‘Midnight Mayhem’ men’s lacrosse matchup against No. 1 BYU will raise support for FCA Lacrosse in Ukraine
One of the top matchups in MCLA Division I this season will pit Liberty University’s No. 3-ranked men’s lacrosse team against No. 1 BYU in a “Midnight Mayhem” showdown, a highlight for prospective students in town for College For A Weekend (CFAW). The game will be streamed live on ESPN+ starting Friday at 11:59 p.m. at the Liberty Lacrosse Fields.
This will be the 10th annual “Midnight Mayhem” game played by the Flames Lacrosse team, a tradition Head Coach Kyle McQuillan started in 2012 that has since been picked up by the men’s volleyball and ACHA Division I men’s hockey teams.
“It’s a game we’ve been able to generate a lot of excitement and fan interaction with over the years,” McQuillan said. “For it being 10 years since the first time we’ve done it, it’s great that we’re able to bring in a team like BYU, the No. 1 team in the country, to get an opportunity to play them at home as part of our midnight game.”
The Flames (10-1) have traveled to Salt Lake City, Utah, to compete in the 2018 and 2019 MCLA National Championships before facing the Cougars (11-0) for the first time at last season’s MCLA National Invitational, a 10-7 quarterfinal loss to the eventual champions in Round Rock, Texas.

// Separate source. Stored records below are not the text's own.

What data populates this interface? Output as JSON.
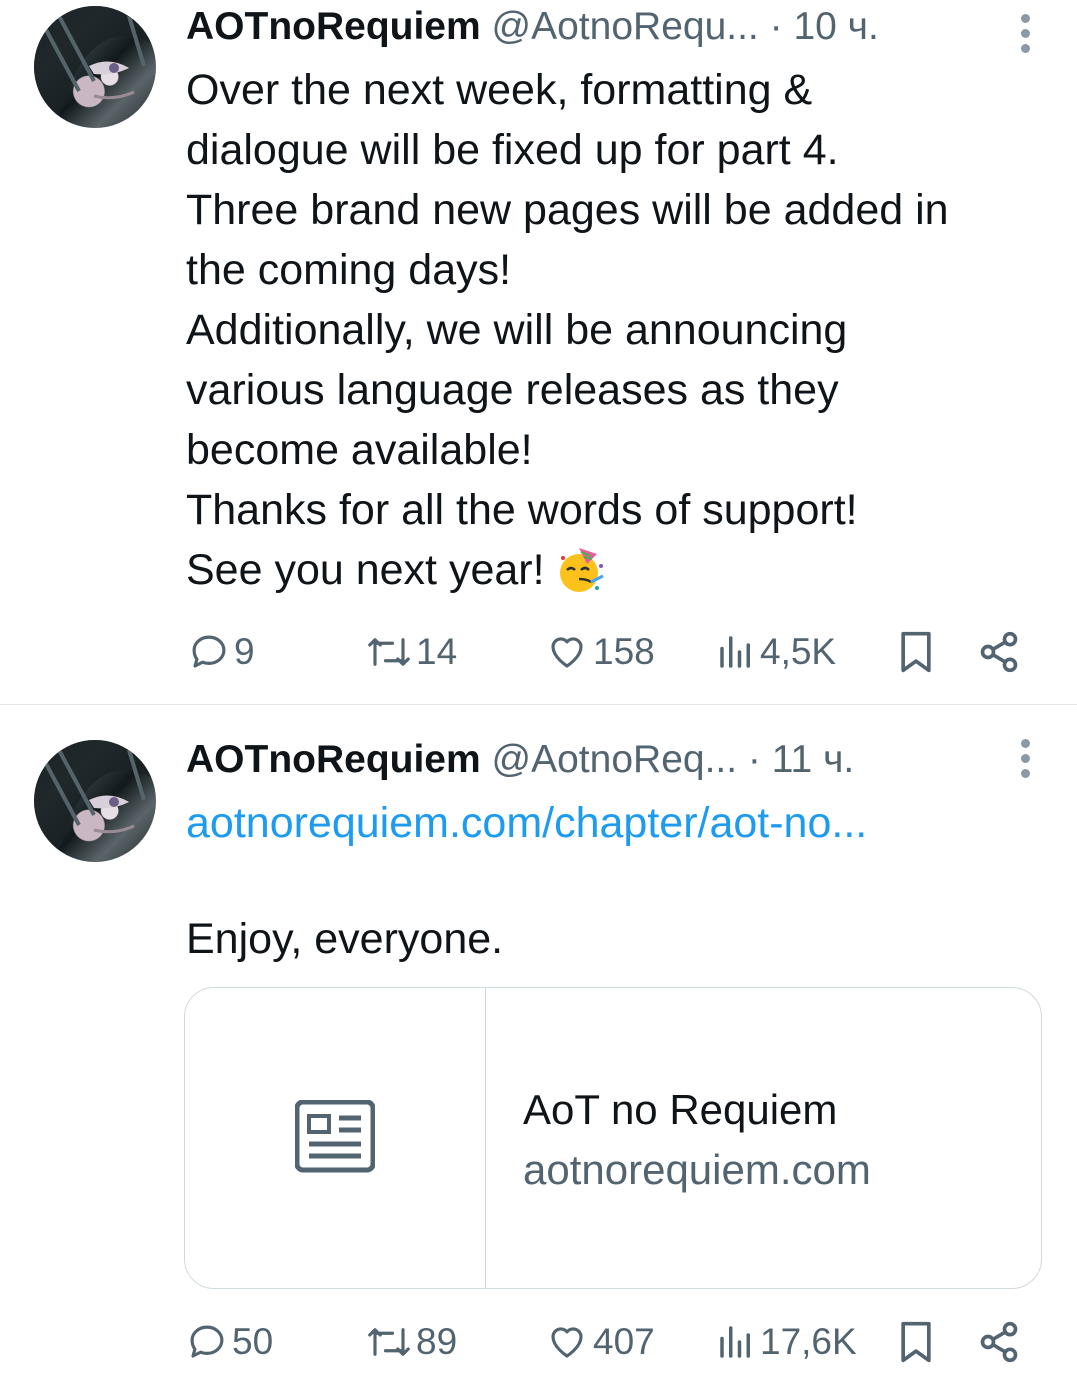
{
  "tweets": [
    {
      "author_name": "AOTnoRequiem",
      "handle": "@AotnoRequ...",
      "time": "10 ч.",
      "lines": [
        "Over the next week, formatting &",
        "dialogue will be fixed up for part 4.",
        "Three brand new pages will be added in",
        "the coming days!",
        "Additionally, we will be announcing",
        "various language releases as they",
        "become available!",
        "Thanks for all the words of support!",
        "See you next year!"
      ],
      "emoji": "partying-face-emoji",
      "replies": "9",
      "reposts": "14",
      "likes": "158",
      "views": "4,5K"
    },
    {
      "author_name": "AOTnoRequiem",
      "handle": "@AotnoReq...",
      "time": "11 ч.",
      "link": "aotnorequiem.com/chapter/aot-no...",
      "text": "Enjoy, everyone.",
      "card": {
        "title": "AoT no Requiem",
        "domain": "aotnorequiem.com"
      },
      "replies": "50",
      "reposts": "89",
      "likes": "407",
      "views": "17,6K"
    }
  ],
  "colors": {
    "text": "#0f1419",
    "secondary": "#536471",
    "link": "#1d9bf0",
    "border": "#cfd9de"
  }
}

“We are happy to get another shot at them this year as we know they’re a team we’re going to have to contend with at a national level,” McQuillan said. “To get a late season look at them is great, and it will help progress us as a program. Any time a team makes a commitment to come across the country and compete is a big step and a tall task. We look forward to returning the favor sometime.”
The contest will be made all the more meaningful by Liberty sporting Ukrainian flags on its uniforms and auctioning them off to raise awareness and financial support for the war-torn country.
Liberty sent helmets to the Ukrainian National Team in July and has offered moments of silence before nearly every home game this season—all but the Feb. 19 season-opening win over reigning MCLA DI national champion South Carolina — to pray for the nation that was invaded by Russia on Feb. 24.
The 45 black “Midnight Mayhem” jerseys will feature a Ukraine lacrosse patch on the left shoulder in solidarity with the nation that is being bombarded by missiles and ransacked by Russian troops.
“The best thing we can do is create some visibility,” Flames Assistant Coach Mike Zumpano said. “The game will have a big draw in attendance with it being CFAW weekend, and with it being broadcast nationally, we are expecting a lot of visibility on our streaming platform as well.”
An online portal where fans can submit a bid for each uniform or exercise the “buy-it-now” option will be available at noon this Friday and stay active through next Friday.
“Money raised is going directly to FCA Lacrosse’s Ukraine ministry,” Zumpano said. “We are still trying to support the players they have on their team, some who have been displaced from Ukraine and living as refugees in a foreign place. We are also trying to support the Ukrainian soldiers on the ground, to provide medical supplies and food.”
Zumpano has stayed in contact with Vova Demediuk, president of the Ukraine Lacrosse Federation and an international leader for FCA Lacrosse since 2015, and had the chance to FaceTime him earlier this week.
“His heart is still so big for the people of Ukraine and he is so patriotic toward his own land that he was torn over whether or not to stay in the country,” Zumpano said, noting that he sensed God leading him to move with his wife and three kids to Warsaw, Poland. “He has continued to hold Huddle meetings with team members, staying in touch with them on a constant basis and is hoping to bring the team back together again in the future.”
Zumpano and fellow Assistant Coach Brett Bernardo met Demediuk at the FILA World Cup in Netanya, Israel, in 2018, when the Ukrainian national team was brand new. It is now coached by FCA Lacrosse’s International Director Dan Britton, whose sons and daughters have played lacrosse at Liberty.
“It hadn’t been adopted into World Lacrosse as a nation yet, but they had a chance to pray with players on the Russian team, and people who got to witness that were really blessed by that moment,” Zumpano said. “Vova’s heart continues to be with the Ukrainian people, and the Russians as well.”
He hopes the Flames and their fans will be able to share in the suffering of the Ukrainian players and offer as much support as possible, remotely through prayer.
“The biggest focus is restoring peace and order, and however we can support them in that effort right now,” Zumpano said. “Our hearts and prayers are with them constantly, and we are eager to see not only peace restored, but to share the Gospel and see lives changed through our support of the ministry.”